3 points by amichail on April 7, 2009 | hide | past | favorite | 6 comments
Just how worried do you get? And what do you do to try to alleviate your worries? Does it work?

Obviously extensive testing, static typing, code review, and revision control help, but that doesn't mean that your worries are sufficiently low in practice.

I wonder if there's a mental health issue to be studied here with potential solutions specific to software developers.




Might want to stick "Ask HN: " in front of the title. I thought this was an article at first, hesitated to click.

http://paulgraham.com/start.html

What it means specifically depends on the job: a salesperson who just won't take no for an answer; a hacker who will stay up till 4:00 AM rather than go to bed leaving code with a bug in it; a PR person who will cold-call New York Times reporters on their cell phones; a graphic designer who feels physical pain when something is two millimeters out of place.

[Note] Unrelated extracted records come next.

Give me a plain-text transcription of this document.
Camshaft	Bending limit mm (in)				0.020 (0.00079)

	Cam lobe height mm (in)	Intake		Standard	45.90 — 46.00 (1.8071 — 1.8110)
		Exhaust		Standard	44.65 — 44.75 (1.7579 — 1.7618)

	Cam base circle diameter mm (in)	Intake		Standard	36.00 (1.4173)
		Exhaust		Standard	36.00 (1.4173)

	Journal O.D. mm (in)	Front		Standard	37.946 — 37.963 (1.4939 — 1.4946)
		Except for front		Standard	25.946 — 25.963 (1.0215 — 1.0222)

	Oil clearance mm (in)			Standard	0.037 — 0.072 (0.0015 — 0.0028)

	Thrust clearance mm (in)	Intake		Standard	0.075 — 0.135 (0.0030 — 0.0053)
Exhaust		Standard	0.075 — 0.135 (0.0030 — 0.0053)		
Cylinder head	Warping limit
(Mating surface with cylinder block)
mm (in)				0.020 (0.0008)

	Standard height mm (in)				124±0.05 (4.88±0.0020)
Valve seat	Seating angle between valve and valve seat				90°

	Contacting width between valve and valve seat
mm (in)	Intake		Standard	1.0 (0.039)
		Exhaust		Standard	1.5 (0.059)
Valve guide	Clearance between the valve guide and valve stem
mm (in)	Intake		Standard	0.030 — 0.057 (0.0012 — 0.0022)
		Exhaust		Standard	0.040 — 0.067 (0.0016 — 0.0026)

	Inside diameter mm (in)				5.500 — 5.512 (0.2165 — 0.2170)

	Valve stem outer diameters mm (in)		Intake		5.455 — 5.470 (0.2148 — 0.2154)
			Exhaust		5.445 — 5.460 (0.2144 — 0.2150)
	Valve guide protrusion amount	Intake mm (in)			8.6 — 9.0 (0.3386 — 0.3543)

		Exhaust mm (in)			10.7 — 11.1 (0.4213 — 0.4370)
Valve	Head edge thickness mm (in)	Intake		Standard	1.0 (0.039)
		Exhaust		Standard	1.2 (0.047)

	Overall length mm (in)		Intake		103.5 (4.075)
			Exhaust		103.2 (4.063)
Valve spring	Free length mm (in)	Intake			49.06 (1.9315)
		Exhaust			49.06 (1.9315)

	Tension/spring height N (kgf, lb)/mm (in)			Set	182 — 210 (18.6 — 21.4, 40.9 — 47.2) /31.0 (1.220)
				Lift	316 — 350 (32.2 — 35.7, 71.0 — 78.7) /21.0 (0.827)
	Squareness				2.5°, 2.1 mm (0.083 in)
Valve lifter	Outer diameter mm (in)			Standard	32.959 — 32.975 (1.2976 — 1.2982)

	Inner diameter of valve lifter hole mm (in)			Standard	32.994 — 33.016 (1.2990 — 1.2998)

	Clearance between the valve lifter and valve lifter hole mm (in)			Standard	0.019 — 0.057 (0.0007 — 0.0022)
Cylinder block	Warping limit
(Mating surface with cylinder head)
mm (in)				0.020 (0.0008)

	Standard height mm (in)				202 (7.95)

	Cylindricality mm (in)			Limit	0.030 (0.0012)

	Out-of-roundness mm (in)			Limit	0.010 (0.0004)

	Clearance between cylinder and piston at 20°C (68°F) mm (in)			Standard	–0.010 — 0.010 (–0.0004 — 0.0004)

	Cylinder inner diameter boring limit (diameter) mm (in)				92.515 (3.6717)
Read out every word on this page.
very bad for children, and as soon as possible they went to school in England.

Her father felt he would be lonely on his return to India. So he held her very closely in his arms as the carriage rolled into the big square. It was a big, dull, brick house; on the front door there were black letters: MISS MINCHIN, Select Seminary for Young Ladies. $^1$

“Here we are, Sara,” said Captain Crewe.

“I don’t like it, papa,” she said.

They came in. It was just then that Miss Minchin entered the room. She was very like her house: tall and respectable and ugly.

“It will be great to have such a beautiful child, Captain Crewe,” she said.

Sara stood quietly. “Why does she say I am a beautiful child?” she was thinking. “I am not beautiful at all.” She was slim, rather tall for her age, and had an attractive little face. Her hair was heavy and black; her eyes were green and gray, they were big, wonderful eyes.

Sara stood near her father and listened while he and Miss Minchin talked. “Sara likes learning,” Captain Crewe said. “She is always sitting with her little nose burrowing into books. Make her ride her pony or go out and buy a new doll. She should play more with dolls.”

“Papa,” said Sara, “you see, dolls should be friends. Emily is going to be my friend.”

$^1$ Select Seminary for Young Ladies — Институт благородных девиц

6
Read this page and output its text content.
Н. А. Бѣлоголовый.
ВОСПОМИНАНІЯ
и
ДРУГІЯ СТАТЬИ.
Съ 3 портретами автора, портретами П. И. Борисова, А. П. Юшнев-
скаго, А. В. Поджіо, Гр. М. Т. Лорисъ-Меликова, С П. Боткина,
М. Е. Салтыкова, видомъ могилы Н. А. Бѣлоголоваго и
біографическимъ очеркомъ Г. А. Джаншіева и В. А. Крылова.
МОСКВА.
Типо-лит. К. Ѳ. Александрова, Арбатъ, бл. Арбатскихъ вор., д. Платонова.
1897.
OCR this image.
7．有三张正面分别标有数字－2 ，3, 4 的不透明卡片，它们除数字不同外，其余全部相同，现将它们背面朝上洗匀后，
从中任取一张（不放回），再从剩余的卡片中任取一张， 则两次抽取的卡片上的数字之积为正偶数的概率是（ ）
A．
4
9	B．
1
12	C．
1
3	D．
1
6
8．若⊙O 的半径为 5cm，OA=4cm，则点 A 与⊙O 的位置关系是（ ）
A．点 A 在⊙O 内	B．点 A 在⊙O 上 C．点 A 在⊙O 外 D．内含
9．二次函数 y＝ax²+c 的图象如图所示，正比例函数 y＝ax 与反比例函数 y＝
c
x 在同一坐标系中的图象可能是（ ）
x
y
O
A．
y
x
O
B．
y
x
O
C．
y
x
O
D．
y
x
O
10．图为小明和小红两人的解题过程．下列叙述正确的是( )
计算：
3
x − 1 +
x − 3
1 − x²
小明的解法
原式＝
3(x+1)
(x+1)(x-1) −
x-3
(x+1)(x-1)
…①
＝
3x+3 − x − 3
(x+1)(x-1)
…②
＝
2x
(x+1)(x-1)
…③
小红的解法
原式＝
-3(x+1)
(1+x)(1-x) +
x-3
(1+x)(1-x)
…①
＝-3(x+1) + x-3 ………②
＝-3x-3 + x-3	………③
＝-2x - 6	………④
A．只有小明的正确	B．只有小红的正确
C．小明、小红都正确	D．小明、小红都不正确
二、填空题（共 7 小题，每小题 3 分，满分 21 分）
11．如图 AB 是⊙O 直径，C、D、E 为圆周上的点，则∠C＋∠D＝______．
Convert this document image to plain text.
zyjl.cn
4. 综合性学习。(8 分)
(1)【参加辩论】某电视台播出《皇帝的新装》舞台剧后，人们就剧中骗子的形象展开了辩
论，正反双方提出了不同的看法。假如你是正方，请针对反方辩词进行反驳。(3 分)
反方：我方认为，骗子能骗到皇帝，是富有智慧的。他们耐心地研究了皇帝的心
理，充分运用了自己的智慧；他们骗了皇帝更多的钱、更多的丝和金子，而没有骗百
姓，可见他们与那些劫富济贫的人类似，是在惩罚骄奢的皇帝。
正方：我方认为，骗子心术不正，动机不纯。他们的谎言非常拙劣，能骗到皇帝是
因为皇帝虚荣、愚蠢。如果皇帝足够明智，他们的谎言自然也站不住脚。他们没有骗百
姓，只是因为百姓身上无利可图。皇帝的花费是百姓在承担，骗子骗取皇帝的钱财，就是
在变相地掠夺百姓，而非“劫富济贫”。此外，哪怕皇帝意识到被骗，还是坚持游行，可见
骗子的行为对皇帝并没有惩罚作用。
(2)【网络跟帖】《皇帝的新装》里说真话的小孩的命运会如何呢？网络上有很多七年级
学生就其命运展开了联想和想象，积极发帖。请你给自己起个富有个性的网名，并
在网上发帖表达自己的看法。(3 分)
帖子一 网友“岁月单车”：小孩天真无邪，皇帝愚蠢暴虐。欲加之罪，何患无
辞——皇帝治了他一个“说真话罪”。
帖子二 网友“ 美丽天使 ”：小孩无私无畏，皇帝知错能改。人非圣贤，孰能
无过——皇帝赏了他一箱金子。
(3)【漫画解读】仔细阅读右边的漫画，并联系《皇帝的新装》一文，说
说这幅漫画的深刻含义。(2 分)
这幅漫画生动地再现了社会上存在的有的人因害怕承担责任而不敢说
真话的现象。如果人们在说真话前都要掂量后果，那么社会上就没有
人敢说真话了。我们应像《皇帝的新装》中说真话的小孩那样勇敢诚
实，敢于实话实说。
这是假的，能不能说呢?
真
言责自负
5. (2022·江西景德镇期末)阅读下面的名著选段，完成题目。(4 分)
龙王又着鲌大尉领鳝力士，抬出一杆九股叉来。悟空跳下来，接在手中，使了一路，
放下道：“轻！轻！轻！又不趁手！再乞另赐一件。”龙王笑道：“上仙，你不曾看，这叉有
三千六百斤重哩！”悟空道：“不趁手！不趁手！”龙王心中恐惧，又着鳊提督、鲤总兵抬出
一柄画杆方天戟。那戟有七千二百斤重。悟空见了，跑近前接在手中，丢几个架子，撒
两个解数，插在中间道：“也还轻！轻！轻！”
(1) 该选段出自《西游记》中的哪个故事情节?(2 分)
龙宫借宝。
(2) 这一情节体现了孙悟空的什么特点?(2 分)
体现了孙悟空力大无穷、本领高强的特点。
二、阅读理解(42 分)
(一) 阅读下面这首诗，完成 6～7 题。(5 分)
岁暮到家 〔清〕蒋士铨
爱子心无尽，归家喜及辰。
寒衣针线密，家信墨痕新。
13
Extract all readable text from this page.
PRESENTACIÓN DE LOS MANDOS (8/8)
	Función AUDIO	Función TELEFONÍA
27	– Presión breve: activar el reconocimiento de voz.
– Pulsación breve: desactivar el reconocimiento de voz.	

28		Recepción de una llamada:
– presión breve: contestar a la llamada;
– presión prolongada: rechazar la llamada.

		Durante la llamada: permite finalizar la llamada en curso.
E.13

So you are asking if there is a correlation between mental health and worries about bugs in your code? Given the fact that coding leads to watching the sun rise from your desk chair, the hope that this particular algorithm saves the world, and a disturbing reliance on Totino's pizza rolls as sustenance, I would say yes, the connection between mental health and code is not a coincidence.


Do you mean worry that there may be major bugs that you aren't aware of, or worry over bugs you know about but haven't fixed yet (for whatever reason)?


The former.


Isn't worrying about bugs just a more narrow version of worrying about making mistakes?


But in code, the smallest of mistakes can introduce major flaws into your product.